My students—black, white, Latina/o, Vietnamese, and Cambodian—all sighed and rolled their eyes in unison when I asked them to write about the n-word. This was not the first time that a middle-aged, white English teacher in sensible shoes tried to get down and dirty over a sensitive subject.

It was the first day of my unit on Fences, August Wilson’s play about an African American family in 1940s Pittsburgh. Fences was always a favorite with my 10th and 11th graders, but I wanted the class to discuss the use of the n-word before we read and performed the play.

One boy in the back of the room mimicked falling on a sharpened pencil to a chorus of giggles. But eventually the students, all 10th graders, got into the warm-up, and wrote more quietly and longer than usual.

“So, what do you know?” I asked after 10 minutes.

“It was used to describe black people,” one student began in a singsong.

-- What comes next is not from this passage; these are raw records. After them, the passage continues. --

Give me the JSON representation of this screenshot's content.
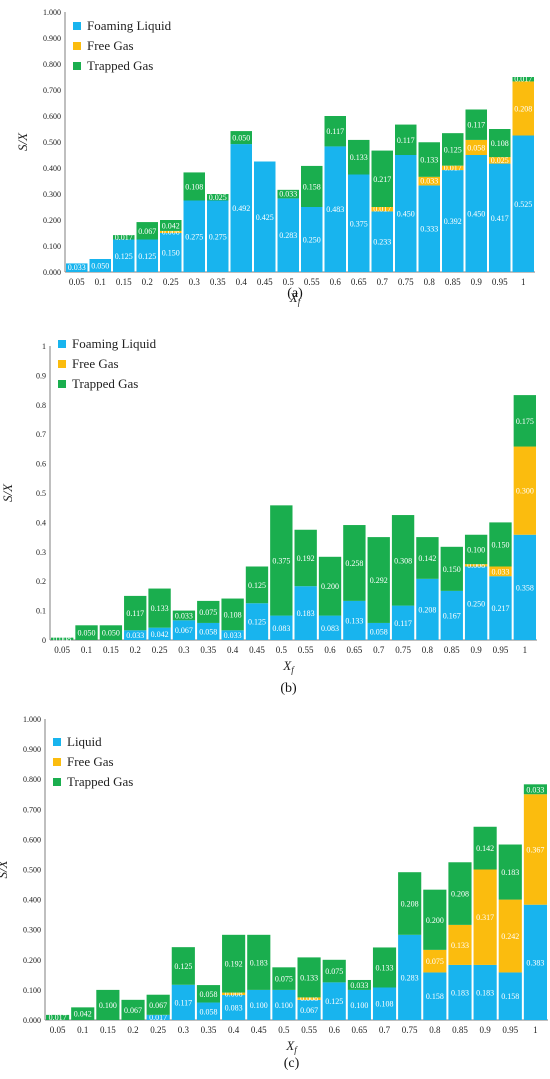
{
  "colors": {
    "liquid": "#18b4ee",
    "free_gas": "#fbbc0e",
    "trapped_gas": "#1aae4e",
    "axis": "#7f7f7f"
  },
  "chart_data": [
    {
      "type": "bar",
      "stacked": true,
      "panel_label": "(a)",
      "xlabel": "X_f",
      "ylabel": "S/X",
      "ylim": [
        0,
        1.0
      ],
      "yticks": [
        "0.000",
        "0.100",
        "0.200",
        "0.300",
        "0.400",
        "0.500",
        "0.600",
        "0.700",
        "0.800",
        "0.900",
        "1.000"
      ],
      "legend_position": "top-left",
      "categories": [
        "0.05",
        "0.1",
        "0.15",
        "0.2",
        "0.25",
        "0.3",
        "0.35",
        "0.4",
        "0.45",
        "0.5",
        "0.55",
        "0.6",
        "0.65",
        "0.7",
        "0.75",
        "0.8",
        "0.85",
        "0.9",
        "0.95",
        "1"
      ],
      "series": [
        {
          "name": "Foaming Liquid",
          "values": [
            0.033,
            0.05,
            0.125,
            0.125,
            0.15,
            0.275,
            0.275,
            0.492,
            0.425,
            0.283,
            0.25,
            0.483,
            0.375,
            0.233,
            0.45,
            0.333,
            0.392,
            0.45,
            0.417,
            0.525
          ]
        },
        {
          "name": "Free Gas",
          "values": [
            0,
            0,
            0,
            0,
            0.008,
            0,
            0,
            0,
            0,
            0,
            0,
            0,
            0,
            0.017,
            0,
            0.033,
            0.017,
            0.058,
            0.025,
            0.208
          ]
        },
        {
          "name": "Trapped Gas",
          "values": [
            0,
            0,
            0.017,
            0.067,
            0.042,
            0.108,
            0.025,
            0.05,
            0,
            0.033,
            0.158,
            0.117,
            0.133,
            0.217,
            0.117,
            0.133,
            0.125,
            0.117,
            0.108,
            0.017
          ]
        }
      ]
    },
    {
      "type": "bar",
      "stacked": true,
      "panel_label": "(b)",
      "xlabel": "X_f",
      "ylabel": "S/X",
      "ylim": [
        0,
        1
      ],
      "yticks": [
        "0",
        "0.1",
        "0.2",
        "0.3",
        "0.4",
        "0.5",
        "0.6",
        "0.7",
        "0.8",
        "0.9",
        "1"
      ],
      "legend_position": "top-left",
      "categories": [
        "0.05",
        "0.1",
        "0.15",
        "0.2",
        "0.25",
        "0.3",
        "0.35",
        "0.4",
        "0.45",
        "0.5",
        "0.55",
        "0.6",
        "0.65",
        "0.7",
        "0.75",
        "0.8",
        "0.85",
        "0.9",
        "0.95",
        "1"
      ],
      "series": [
        {
          "name": "Foaming Liquid",
          "values": [
            0,
            0,
            0,
            0.033,
            0.042,
            0.067,
            0.058,
            0.033,
            0.125,
            0.083,
            0.183,
            0.083,
            0.133,
            0.058,
            0.117,
            0.208,
            0.167,
            0.25,
            0.217,
            0.358
          ]
        },
        {
          "name": "Free Gas",
          "values": [
            0,
            0,
            0,
            0,
            0,
            0,
            0,
            0,
            0,
            0,
            0,
            0,
            0,
            0,
            0,
            0,
            0,
            0.008,
            0.033,
            0.3
          ]
        },
        {
          "name": "Trapped Gas",
          "values": [
            0.008,
            0.05,
            0.05,
            0.117,
            0.133,
            0.033,
            0.075,
            0.108,
            0.125,
            0.375,
            0.192,
            0.2,
            0.258,
            0.292,
            0.308,
            0.142,
            0.15,
            0.1,
            0.15,
            0.175
          ]
        }
      ]
    },
    {
      "type": "bar",
      "stacked": true,
      "panel_label": "(c)",
      "xlabel": "X_f",
      "ylabel": "S/X",
      "ylim": [
        0,
        1.0
      ],
      "yticks": [
        "0.000",
        "0.100",
        "0.200",
        "0.300",
        "0.400",
        "0.500",
        "0.600",
        "0.700",
        "0.800",
        "0.900",
        "1.000"
      ],
      "legend_position": "top-left",
      "categories": [
        "0.05",
        "0.1",
        "0.15",
        "0.2",
        "0.25",
        "0.3",
        "0.35",
        "0.4",
        "0.45",
        "0.5",
        "0.55",
        "0.6",
        "0.65",
        "0.7",
        "0.75",
        "0.8",
        "0.85",
        "0.9",
        "0.95",
        "1"
      ],
      "series": [
        {
          "name": "Liquid",
          "values": [
            0,
            0,
            0,
            0,
            0.017,
            0.117,
            0.058,
            0.083,
            0.1,
            0.1,
            0.067,
            0.125,
            0.1,
            0.108,
            0.283,
            0.158,
            0.183,
            0.183,
            0.158,
            0.383
          ]
        },
        {
          "name": "Free Gas",
          "values": [
            0,
            0,
            0,
            0,
            0,
            0,
            0,
            0.008,
            0,
            0,
            0.008,
            0,
            0,
            0,
            0,
            0.075,
            0.133,
            0.317,
            0.242,
            0.367
          ]
        },
        {
          "name": "Trapped Gas",
          "values": [
            0.017,
            0.042,
            0.1,
            0.067,
            0.067,
            0.125,
            0.058,
            0.192,
            0.183,
            0.075,
            0.133,
            0.075,
            0.033,
            0.133,
            0.208,
            0.2,
            0.208,
            0.142,
            0.183,
            0.033
          ]
        }
      ]
    }
  ]
}
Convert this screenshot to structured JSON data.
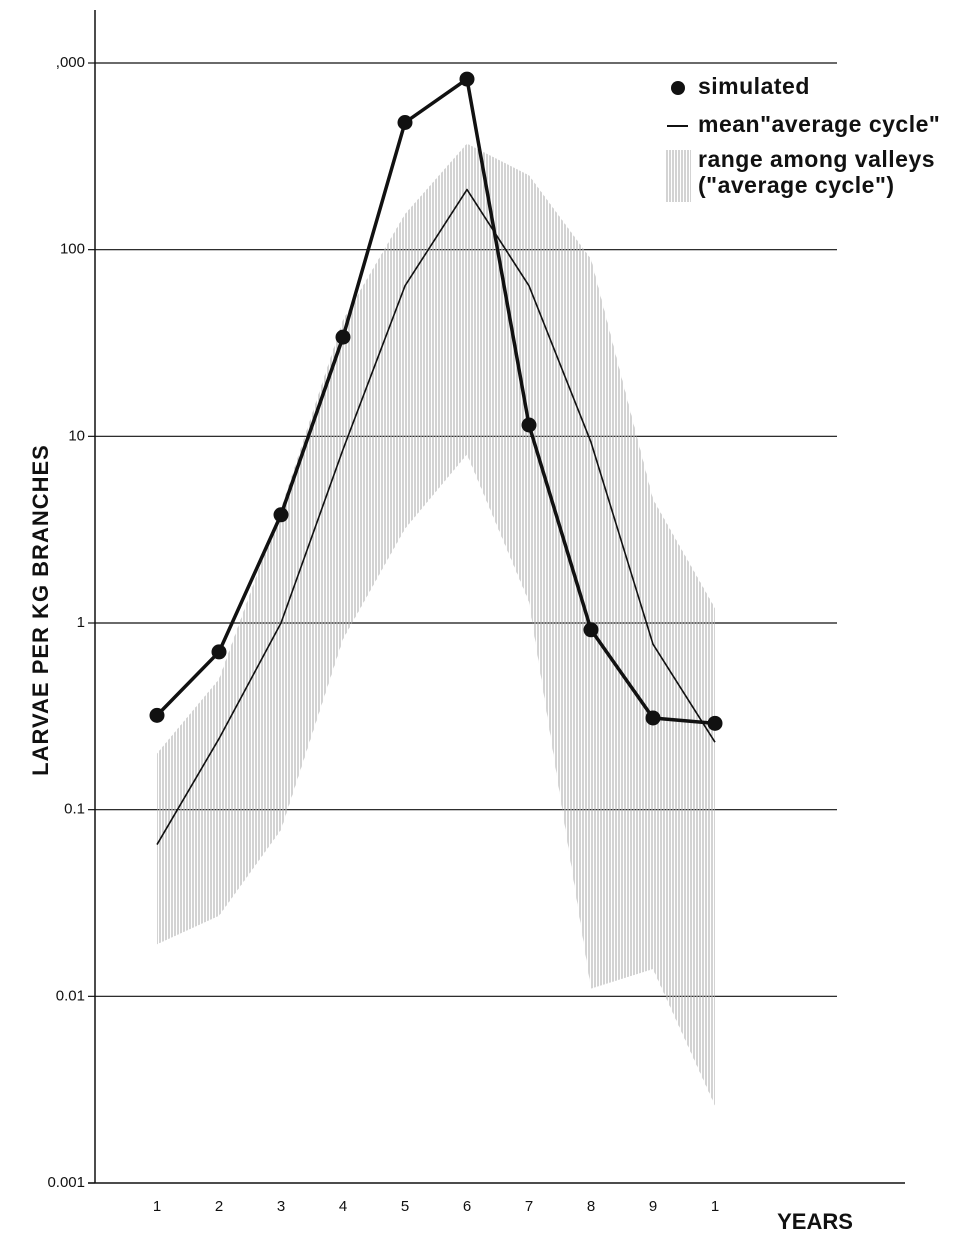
{
  "chart_data": {
    "type": "line",
    "y_label": "LARVAE PER KG BRANCHES",
    "x_label": "YEARS",
    "categories": [
      "1",
      "2",
      "3",
      "4",
      "5",
      "6",
      "7",
      "8",
      "9",
      "1"
    ],
    "ylim": [
      0.001,
      1000
    ],
    "yticks": [
      0.001,
      0.01,
      0.1,
      1,
      10,
      100,
      {
        "value": 1000,
        "label": ",000"
      }
    ],
    "log_scale": "y",
    "grid": true,
    "legend": "upper right",
    "series": [
      {
        "name": "simulated",
        "color": "#111111",
        "marker": "circle",
        "values": [
          0.32,
          0.7,
          3.8,
          34,
          480,
          820,
          11.5,
          0.92,
          0.31,
          0.29
        ]
      },
      {
        "name": "mean\"average cycle\"",
        "color": "#111111",
        "values": [
          0.065,
          0.24,
          1.0,
          8.5,
          64,
          210,
          64,
          9.3,
          0.77,
          0.23
        ]
      },
      {
        "name": "range among valleys (\"average cycle\")",
        "color": "#b5b5b5",
        "kind": "band",
        "upper": [
          0.2,
          0.5,
          4.1,
          42,
          155,
          370,
          250,
          89,
          4.6,
          1.2
        ],
        "lower": [
          0.019,
          0.027,
          0.078,
          0.82,
          3.2,
          8.0,
          1.3,
          0.011,
          0.014,
          0.0026
        ]
      }
    ]
  }
}
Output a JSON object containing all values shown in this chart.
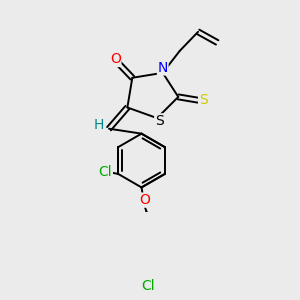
{
  "bg_color": "#ebebeb",
  "atom_colors": {
    "O": "#ff0000",
    "N": "#0000ff",
    "S_thioxo": "#cccc00",
    "S_ring": "#000000",
    "Cl": "#00aa00",
    "H": "#008888",
    "C": "#000000"
  },
  "bond_width": 1.4,
  "font_size": 9.5
}
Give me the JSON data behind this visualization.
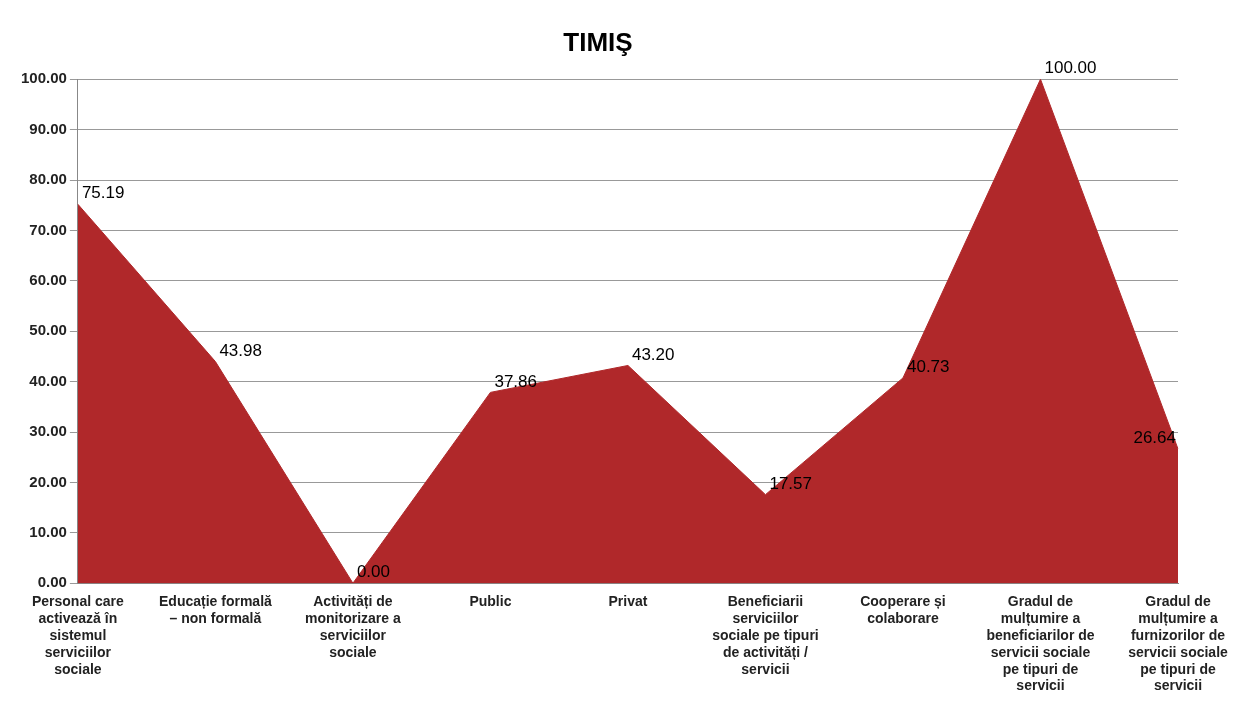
{
  "chart_data": {
    "type": "area",
    "title": "TIMIŞ",
    "categories": [
      "Personal care activează în sistemul serviciilor sociale",
      "Educație formală – non formală",
      "Activități de monitorizare a serviciilor sociale",
      "Public",
      "Privat",
      "Beneficiarii serviciilor sociale pe tipuri de activități / servicii",
      "Cooperare și colaborare",
      "Gradul de mulțumire a beneficiarilor de servicii sociale pe tipuri de servicii",
      "Gradul de mulțumire a furnizorilor de servicii sociale pe tipuri de servicii"
    ],
    "values": [
      75.19,
      43.98,
      0,
      37.86,
      43.2,
      17.57,
      40.73,
      100,
      26.64
    ],
    "value_labels": [
      "75.19",
      "43.98",
      "0.00",
      "37.86",
      "43.20",
      "17.57",
      "40.73",
      "100.00",
      "26.64"
    ],
    "color": "#b0282a",
    "ylim": [
      0,
      100
    ],
    "yticks": [
      {
        "value": 0,
        "label": "0.00"
      },
      {
        "value": 10,
        "label": "10.00"
      },
      {
        "value": 20,
        "label": "20.00"
      },
      {
        "value": 30,
        "label": "30.00"
      },
      {
        "value": 40,
        "label": "40.00"
      },
      {
        "value": 50,
        "label": "50.00"
      },
      {
        "value": 60,
        "label": "60.00"
      },
      {
        "value": 70,
        "label": "70.00"
      },
      {
        "value": 80,
        "label": "80.00"
      },
      {
        "value": 90,
        "label": "90.00"
      },
      {
        "value": 100,
        "label": "100.00"
      }
    ],
    "grid": "y",
    "legend": false
  }
}
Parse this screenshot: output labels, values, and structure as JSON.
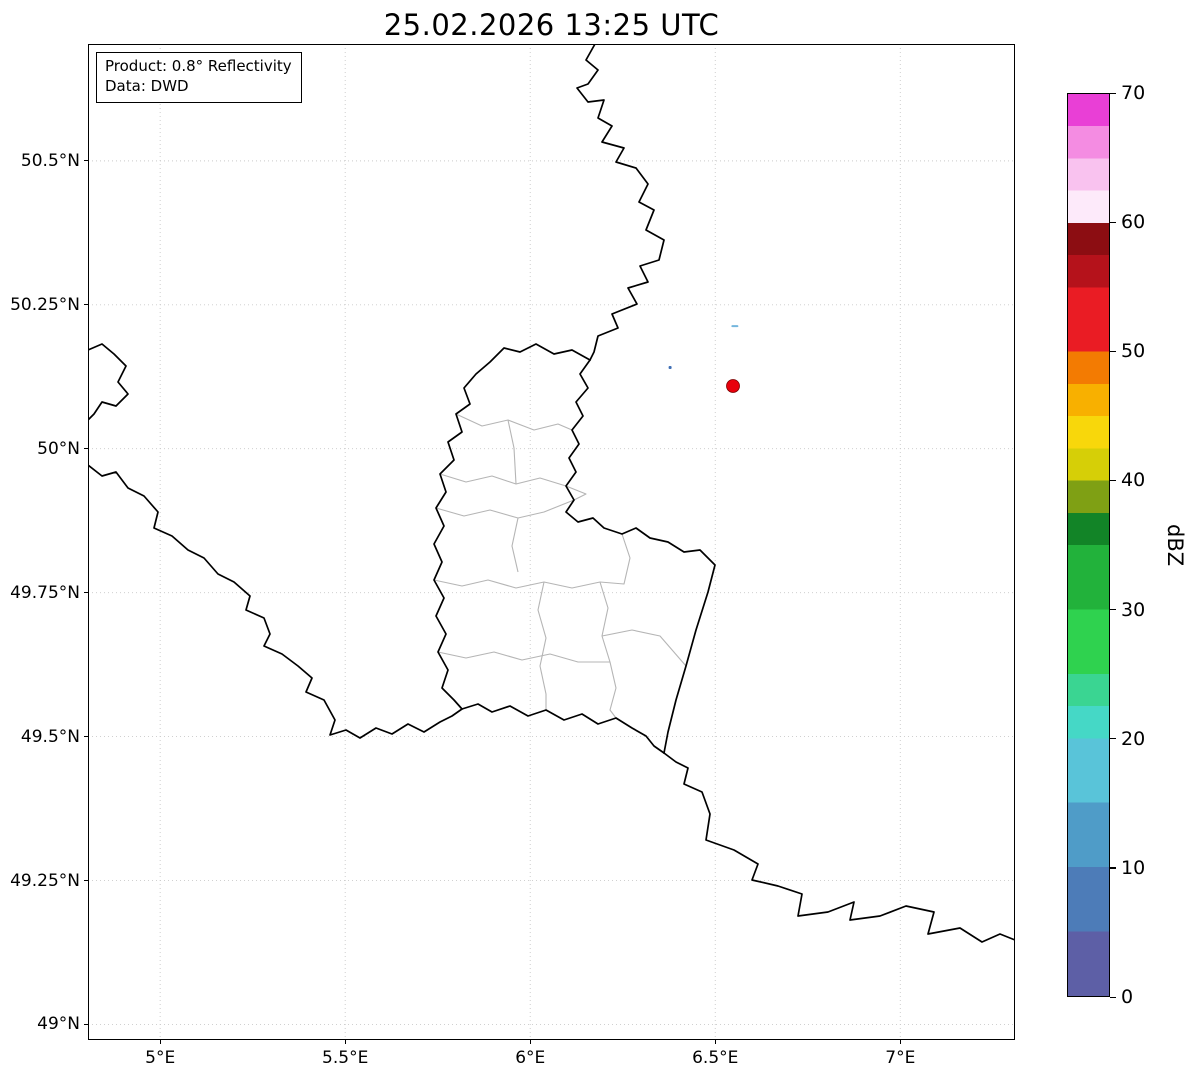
{
  "title": "25.02.2026 13:25 UTC",
  "info_box": {
    "product": "Product: 0.8° Reflectivity",
    "source": "Data: DWD"
  },
  "map": {
    "extent": {
      "lon_min": 4.805,
      "lon_max": 7.31,
      "lat_min": 48.973,
      "lat_max": 50.703
    },
    "x_ticks": [
      {
        "value": 5.0,
        "label": "5°E"
      },
      {
        "value": 5.5,
        "label": "5.5°E"
      },
      {
        "value": 6.0,
        "label": "6°E"
      },
      {
        "value": 6.5,
        "label": "6.5°E"
      },
      {
        "value": 7.0,
        "label": "7°E"
      }
    ],
    "y_ticks": [
      {
        "value": 49.0,
        "label": "49°N"
      },
      {
        "value": 49.25,
        "label": "49.25°N"
      },
      {
        "value": 49.5,
        "label": "49.5°N"
      },
      {
        "value": 49.75,
        "label": "49.75°N"
      },
      {
        "value": 50.0,
        "label": "50°N"
      },
      {
        "value": 50.25,
        "label": "50.25°N"
      },
      {
        "value": 50.5,
        "label": "50.5°N"
      }
    ],
    "grid_color": "#c9c9c9",
    "border_color": "#000000",
    "district_color": "#b5b5b5",
    "radar_site": {
      "lon": 6.548,
      "lat": 50.109,
      "color": "#e8000b",
      "edge": "#7a0000"
    },
    "echoes": [
      {
        "lon": 6.553,
        "lat": 50.213,
        "color": "#74b6dd",
        "w": 7,
        "h": 2
      },
      {
        "lon": 6.378,
        "lat": 50.141,
        "color": "#3f6fb5",
        "w": 3,
        "h": 3
      }
    ]
  },
  "colorbar": {
    "label": "dBZ",
    "min": 0,
    "max": 70,
    "ticks": [
      0,
      10,
      20,
      30,
      40,
      50,
      60,
      70
    ],
    "segments": [
      {
        "from": 0,
        "to": 5,
        "color": "#5d5fa6"
      },
      {
        "from": 5,
        "to": 10,
        "color": "#4d7cb8"
      },
      {
        "from": 10,
        "to": 15,
        "color": "#4f9cc8"
      },
      {
        "from": 15,
        "to": 20,
        "color": "#59c4d9"
      },
      {
        "from": 20,
        "to": 22.5,
        "color": "#45d8c6"
      },
      {
        "from": 22.5,
        "to": 25,
        "color": "#3ad592"
      },
      {
        "from": 25,
        "to": 30,
        "color": "#2fd24f"
      },
      {
        "from": 30,
        "to": 35,
        "color": "#22b23b"
      },
      {
        "from": 35,
        "to": 37.5,
        "color": "#128427"
      },
      {
        "from": 37.5,
        "to": 40,
        "color": "#7fa014"
      },
      {
        "from": 40,
        "to": 42.5,
        "color": "#d6cf07"
      },
      {
        "from": 42.5,
        "to": 45,
        "color": "#f8d70b"
      },
      {
        "from": 45,
        "to": 47.5,
        "color": "#f8b000"
      },
      {
        "from": 47.5,
        "to": 50,
        "color": "#f37b02"
      },
      {
        "from": 50,
        "to": 55,
        "color": "#ea1c24"
      },
      {
        "from": 55,
        "to": 57.5,
        "color": "#b5121b"
      },
      {
        "from": 57.5,
        "to": 60,
        "color": "#8c0d12"
      },
      {
        "from": 60,
        "to": 62.5,
        "color": "#fdeafa"
      },
      {
        "from": 62.5,
        "to": 65,
        "color": "#f9c2ef"
      },
      {
        "from": 65,
        "to": 67.5,
        "color": "#f48ce2"
      },
      {
        "from": 67.5,
        "to": 70,
        "color": "#e93fd6"
      }
    ]
  }
}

“It’s a derogatory word for black people,” someone suggested. Derogatory was a new word from a previous unit, and it was encouraging to hear a student using it. This was progress.

“It’s a bad word,” another student said.

“No.” José picked his head up from his desk. “It was only bad a long time ago, until rappers started to use it.”

“It’s not such a big deal anymore, Ms. Kenney.” Meredith yawned over a SpongeBob doodle she was drawing on the cover of her spiral.

Thus began our n-word talk, a discussion I have repeated with almost every English class for the past 12 years. Many high school teachers like me, white and middle class, approach the topic with trepidation. I can still remember how my own English teacher, Mrs. Kleeg, addressed the n-word only once, while we were reading To Kill a Mockingbird in 8th grade, and then only after James Parker, the class clown and aspiring pain in Mrs. Kleeg’s butt, raised his hand and asked her what it meant and how to pronounce it. “That word . . . well . . .” Mrs. Kleeg blushed and clutched her pearls. “It’s not a very nice word for Negroes. I don’t suppose I really know the pronunciation.”

I probably would have stumbled down Mrs. Kleeg’s path when I began my teaching career in the Portland, Oregon, public schools if it hadn’t been for a local controversy surrounding the teaching of Mark Twain’s Huckleberry Finn. Several African American students at a mostly white high school objected to the novel, specifically because of the use of the n-word. But even as a novice teacher, I wondered whether the problem in this case was the use of the n-word itself in Huckleberry Finn, or the way many teachers handle it.

I made a commitment to teach my students about the n-word at least once a year. At first, I taught the lesson to avoid offending and marginalizing my African American students, who made up less than 10 percent of the student population. However, over the years, the reaction I got from many of my students convinced me that this was a lesson every student needed to learn.